The most common mechanism to date for driving cost efficient downloads through ads is through incentivized advertising. Companies like Tapjoy, Sponsorpay, and Flurry place ads in other apps, often in gaming apps, which incentivize active users to either watch an app trailer or download a secondary app in exchange for in-game currency. Because the ranking algorithm will no longer rely quite as heavily on download metrics, incentivized app downloads may no longer be capable of creating the same organic boost as was previously possible.

However, the question has become not whether or not incentivized downloads will be useful, but whether or not they will be allowed. Rumor has it that Apple has recently been rejecting apps that incorporate incentivized video ads and sharing on social networks — previously key mechanisms for monetization by the home app and for influencing rank by the app purchasing the service. Apple reviewers cite clauses 2.25 and 3.10, which state that the company prohibits “promoting other apps not your own” as well as offering “free in-game credits for watching videos of other apps by developers other than yourself.” The decision to eliminate incentivized video ads opens the door for future crackdowns on incentivized downloads.

Apple’s actions reflect the company’s longstanding desire for the app store to represent an app meritocracy, with the truly excellent products rising to the top of the ranks without having to battle falsely inflated apps. The app store is now becoming a closer approximation of a true marketplace. With around 300 million visits a day, consumer demand is clearly abundant. Apple’s changes aim to stop big players from artificially limiting the supply of apps that reaches those consumers.

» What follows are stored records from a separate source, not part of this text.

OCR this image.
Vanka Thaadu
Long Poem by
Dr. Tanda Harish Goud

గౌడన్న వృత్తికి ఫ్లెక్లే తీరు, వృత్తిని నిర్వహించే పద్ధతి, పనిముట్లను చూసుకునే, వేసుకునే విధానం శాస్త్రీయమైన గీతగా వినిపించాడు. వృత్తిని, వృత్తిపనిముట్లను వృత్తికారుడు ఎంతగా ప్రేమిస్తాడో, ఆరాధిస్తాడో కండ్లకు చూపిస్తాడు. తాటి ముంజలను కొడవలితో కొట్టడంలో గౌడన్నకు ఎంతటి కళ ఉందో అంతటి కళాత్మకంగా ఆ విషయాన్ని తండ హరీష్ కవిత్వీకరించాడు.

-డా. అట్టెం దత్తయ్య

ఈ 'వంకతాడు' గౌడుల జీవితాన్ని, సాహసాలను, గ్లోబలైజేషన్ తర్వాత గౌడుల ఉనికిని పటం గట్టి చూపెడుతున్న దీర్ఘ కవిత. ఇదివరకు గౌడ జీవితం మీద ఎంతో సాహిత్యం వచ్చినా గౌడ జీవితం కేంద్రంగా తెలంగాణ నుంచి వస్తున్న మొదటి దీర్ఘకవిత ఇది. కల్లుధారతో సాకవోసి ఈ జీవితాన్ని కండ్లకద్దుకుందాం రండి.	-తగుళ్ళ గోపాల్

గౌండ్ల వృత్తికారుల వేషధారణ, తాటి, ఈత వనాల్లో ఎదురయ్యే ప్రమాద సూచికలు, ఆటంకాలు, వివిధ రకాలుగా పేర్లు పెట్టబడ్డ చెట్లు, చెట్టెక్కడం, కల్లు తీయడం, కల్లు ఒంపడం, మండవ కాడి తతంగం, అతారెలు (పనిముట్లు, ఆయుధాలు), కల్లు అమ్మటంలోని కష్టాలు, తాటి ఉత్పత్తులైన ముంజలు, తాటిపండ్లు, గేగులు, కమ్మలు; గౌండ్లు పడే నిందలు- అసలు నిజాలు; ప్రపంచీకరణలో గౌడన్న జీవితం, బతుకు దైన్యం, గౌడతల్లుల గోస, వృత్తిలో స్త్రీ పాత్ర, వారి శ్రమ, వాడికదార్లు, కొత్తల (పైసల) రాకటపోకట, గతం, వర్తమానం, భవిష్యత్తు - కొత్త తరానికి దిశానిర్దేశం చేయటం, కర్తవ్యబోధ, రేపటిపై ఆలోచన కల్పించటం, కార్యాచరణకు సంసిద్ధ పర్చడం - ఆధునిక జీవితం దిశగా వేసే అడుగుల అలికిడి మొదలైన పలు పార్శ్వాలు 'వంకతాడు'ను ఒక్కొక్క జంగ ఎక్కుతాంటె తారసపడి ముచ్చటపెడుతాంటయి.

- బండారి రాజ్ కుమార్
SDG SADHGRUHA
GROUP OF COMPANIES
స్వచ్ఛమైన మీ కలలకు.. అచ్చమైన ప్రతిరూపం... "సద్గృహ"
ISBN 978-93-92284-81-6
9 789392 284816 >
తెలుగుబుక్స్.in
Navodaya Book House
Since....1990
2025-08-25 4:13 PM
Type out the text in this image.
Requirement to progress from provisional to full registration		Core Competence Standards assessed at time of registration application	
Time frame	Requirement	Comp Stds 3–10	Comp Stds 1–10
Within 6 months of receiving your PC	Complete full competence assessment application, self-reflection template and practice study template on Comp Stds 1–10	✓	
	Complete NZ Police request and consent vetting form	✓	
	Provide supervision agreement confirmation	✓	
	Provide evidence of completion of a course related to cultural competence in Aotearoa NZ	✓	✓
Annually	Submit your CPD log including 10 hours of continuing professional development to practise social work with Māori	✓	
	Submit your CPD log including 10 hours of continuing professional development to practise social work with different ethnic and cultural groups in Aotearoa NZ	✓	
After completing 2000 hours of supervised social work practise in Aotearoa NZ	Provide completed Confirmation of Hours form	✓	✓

Incentivized advertising is unlikely to exit the playing field entirely, but it will likely play a less influential role due to the introduction of trending searches. Apple has yet to make a definitive statement on whether or not apps can be retroactively punished for containing incentivized ads, and downloads still factor into app ranking significantly enough to make using them worthwhile. Come September, when iOS8 launches, developers will have a firmer understanding of what kind of incentivized ads will still be permitted. Regardless of what happens this fall, it’s clear that app marketers will need to further emphasize brand awareness strategies. More traditional tactics that create buzz surrounding an app, thus leading to organic searches, will become increasingly valuable.

James Connelly is co-founder and managing director of mobile marketing agency Fetch.